Ø O Período Religioso assim chamado pela importância dada à religião, para resolver integralmente o problema da vida, que a razão não resolve integralmente (neoplatonismo-Plotino). O Cristianismo surge neste período.
3. Para compreendermos melhor o Estoicismo é mister conhecer o contexto onde o mesmo foi concebido.


O CONTEXTO HISTÓRICO

A ética grega foi concebida simbioticamente com a política, ou melhor, com o viver na pólis. O objetivo da ética era orientar o homem a buscar a arete (virtude) para desfrutar da vida em comunidade. Aristóteles havia afirmado que o homem é um ser político, ou seja, com capacidade para viver harmoniosamente na pólis.
O Mundo Grego que durante séculos formatou sua vida na pólis – Cidades-Estados, com as conquistas de Alexandre o homem grego foi forçado a ampliar seus horizontes políticos e éticos, da centralidade da pólis para ser tornarem cidadãos do mundo. Com o estabelecimento do Império Grego-Macedônico os atenienses experimentaram um crise existencial profunda. Como observou Reale:

“A conseqüência política mais importante produzida pela revolução de Alexandre foi o desmoronamento da importância sociopolítica da Polis”[2].
Com esta mudança de eixo ético-político a sociedade grega é forçada a quebrar os antigos paradigmas e idealizar uma nova mentalidade:

“Encontravam-se assim destruídos aqueles valores fundamentais da vida espiritual da Grécia clássica que constituíam o ponto de referência do agir moral e que Platão, na sua República, e Aristóteles, na sua Política, não só teorizaram, mas também sublimaram e hipostasiaram, fazendo da Pólis não apenas uma forma histórica, mas inclusive a forma ideal do Estado perfeito. Em conseqüência, aos olhos de quem visse a revolução de Alexandre, essas obras perdiam seu significado e vitalidade, aparecendo imprevistamente em dissonância com os tempos e colocando-se numa perspectiva superada”[3].

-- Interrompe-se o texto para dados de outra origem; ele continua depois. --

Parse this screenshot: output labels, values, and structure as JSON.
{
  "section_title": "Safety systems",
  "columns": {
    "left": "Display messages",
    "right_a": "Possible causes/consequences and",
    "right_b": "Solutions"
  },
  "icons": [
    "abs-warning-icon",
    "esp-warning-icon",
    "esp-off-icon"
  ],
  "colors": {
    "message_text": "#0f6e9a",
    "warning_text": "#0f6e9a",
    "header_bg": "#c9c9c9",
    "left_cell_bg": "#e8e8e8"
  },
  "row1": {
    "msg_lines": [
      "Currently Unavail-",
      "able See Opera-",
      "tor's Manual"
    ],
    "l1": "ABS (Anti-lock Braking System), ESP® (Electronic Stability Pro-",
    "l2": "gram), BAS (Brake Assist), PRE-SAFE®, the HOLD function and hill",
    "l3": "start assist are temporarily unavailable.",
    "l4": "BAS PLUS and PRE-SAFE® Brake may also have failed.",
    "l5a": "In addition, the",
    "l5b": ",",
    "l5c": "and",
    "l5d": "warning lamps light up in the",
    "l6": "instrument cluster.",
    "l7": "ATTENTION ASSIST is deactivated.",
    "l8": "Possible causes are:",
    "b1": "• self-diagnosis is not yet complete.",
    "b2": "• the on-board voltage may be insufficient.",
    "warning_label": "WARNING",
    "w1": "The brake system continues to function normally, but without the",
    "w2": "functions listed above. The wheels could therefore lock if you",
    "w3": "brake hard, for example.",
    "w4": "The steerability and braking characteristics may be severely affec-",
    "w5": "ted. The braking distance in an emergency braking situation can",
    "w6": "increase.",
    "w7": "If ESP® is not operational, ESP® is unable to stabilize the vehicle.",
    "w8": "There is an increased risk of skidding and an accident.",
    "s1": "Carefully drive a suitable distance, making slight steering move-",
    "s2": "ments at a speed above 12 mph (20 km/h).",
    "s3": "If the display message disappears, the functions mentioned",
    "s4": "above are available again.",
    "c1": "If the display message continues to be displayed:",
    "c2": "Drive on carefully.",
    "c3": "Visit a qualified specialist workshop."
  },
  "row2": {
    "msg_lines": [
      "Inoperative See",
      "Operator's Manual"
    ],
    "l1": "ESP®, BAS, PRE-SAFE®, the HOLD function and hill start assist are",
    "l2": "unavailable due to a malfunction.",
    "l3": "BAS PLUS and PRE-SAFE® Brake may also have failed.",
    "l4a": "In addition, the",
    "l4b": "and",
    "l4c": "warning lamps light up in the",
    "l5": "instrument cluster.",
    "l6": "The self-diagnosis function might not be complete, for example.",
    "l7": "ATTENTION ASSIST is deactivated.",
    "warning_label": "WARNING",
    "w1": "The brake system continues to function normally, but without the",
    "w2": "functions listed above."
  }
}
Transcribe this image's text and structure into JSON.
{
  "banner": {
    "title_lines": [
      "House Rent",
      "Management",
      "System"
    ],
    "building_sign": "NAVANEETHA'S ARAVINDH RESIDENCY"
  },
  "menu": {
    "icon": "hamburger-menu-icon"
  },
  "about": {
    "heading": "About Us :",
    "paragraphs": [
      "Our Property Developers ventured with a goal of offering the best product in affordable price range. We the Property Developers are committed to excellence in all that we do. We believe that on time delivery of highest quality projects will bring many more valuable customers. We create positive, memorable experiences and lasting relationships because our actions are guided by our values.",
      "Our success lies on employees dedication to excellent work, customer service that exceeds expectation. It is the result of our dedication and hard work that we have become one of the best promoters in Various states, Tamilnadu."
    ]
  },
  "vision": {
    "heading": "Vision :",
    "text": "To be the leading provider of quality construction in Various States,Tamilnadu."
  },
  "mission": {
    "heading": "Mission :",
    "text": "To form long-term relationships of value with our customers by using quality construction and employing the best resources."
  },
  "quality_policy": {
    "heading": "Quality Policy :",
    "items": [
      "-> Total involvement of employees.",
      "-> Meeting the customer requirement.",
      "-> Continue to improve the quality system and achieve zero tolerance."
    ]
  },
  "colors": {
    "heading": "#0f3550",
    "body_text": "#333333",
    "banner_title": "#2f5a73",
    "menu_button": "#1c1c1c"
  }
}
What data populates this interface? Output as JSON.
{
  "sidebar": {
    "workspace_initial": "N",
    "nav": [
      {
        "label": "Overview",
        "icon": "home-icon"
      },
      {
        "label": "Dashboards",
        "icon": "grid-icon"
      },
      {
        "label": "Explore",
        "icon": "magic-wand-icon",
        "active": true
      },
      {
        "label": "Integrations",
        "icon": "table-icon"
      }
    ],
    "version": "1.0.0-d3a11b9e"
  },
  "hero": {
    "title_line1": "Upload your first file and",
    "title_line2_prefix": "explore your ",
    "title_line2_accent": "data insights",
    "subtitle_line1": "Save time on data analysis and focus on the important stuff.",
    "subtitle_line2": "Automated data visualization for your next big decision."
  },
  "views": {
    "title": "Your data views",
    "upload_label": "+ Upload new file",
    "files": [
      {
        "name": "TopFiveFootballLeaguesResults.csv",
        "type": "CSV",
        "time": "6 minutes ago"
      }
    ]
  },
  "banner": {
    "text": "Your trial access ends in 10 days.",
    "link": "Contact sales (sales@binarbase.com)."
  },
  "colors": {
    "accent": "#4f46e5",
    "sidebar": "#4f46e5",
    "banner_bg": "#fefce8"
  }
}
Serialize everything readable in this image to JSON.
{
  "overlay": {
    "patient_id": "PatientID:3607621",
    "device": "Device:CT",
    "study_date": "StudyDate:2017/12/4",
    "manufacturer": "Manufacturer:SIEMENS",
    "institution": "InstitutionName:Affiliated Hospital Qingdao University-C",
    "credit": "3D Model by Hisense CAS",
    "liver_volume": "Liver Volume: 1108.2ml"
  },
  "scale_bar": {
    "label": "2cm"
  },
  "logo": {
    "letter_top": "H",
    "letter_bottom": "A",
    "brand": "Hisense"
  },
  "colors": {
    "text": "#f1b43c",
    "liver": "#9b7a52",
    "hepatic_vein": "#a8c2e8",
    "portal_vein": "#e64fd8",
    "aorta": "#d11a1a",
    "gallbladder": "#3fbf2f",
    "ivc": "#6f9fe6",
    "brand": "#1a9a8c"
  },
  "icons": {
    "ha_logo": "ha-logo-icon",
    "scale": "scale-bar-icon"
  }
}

Sendo agora cidadãos do cosmo e envolvidos no turbilhão das paixões e das forças que vêm forjando a nova história, o homem grego se sente destituídos dos seus antigos valores e com o desafio de superar o novo estilo de vida cosmopolitano.

“Diante desse quadro sócio-político-cultural alargado, a mentalidade grega se modifica. Não se pensa e não se sente mais em termos de cidade, mas em termos de mundo, de cosmos. Daí o falar-se da mentalidade cosmopolita, que toma conta do antigo cidadão, preocupado, outrora, apenas com a vida da sua cidade. O grego é, agora, cidadão de um vasto mundo. Encontra-se em casa, em qualquer cidade para onde viaje. Aliás, o período helenístico é marcado pela predominância e pelo vigor da vida urbana e por uma ampla movimentação entre as cidades”[4].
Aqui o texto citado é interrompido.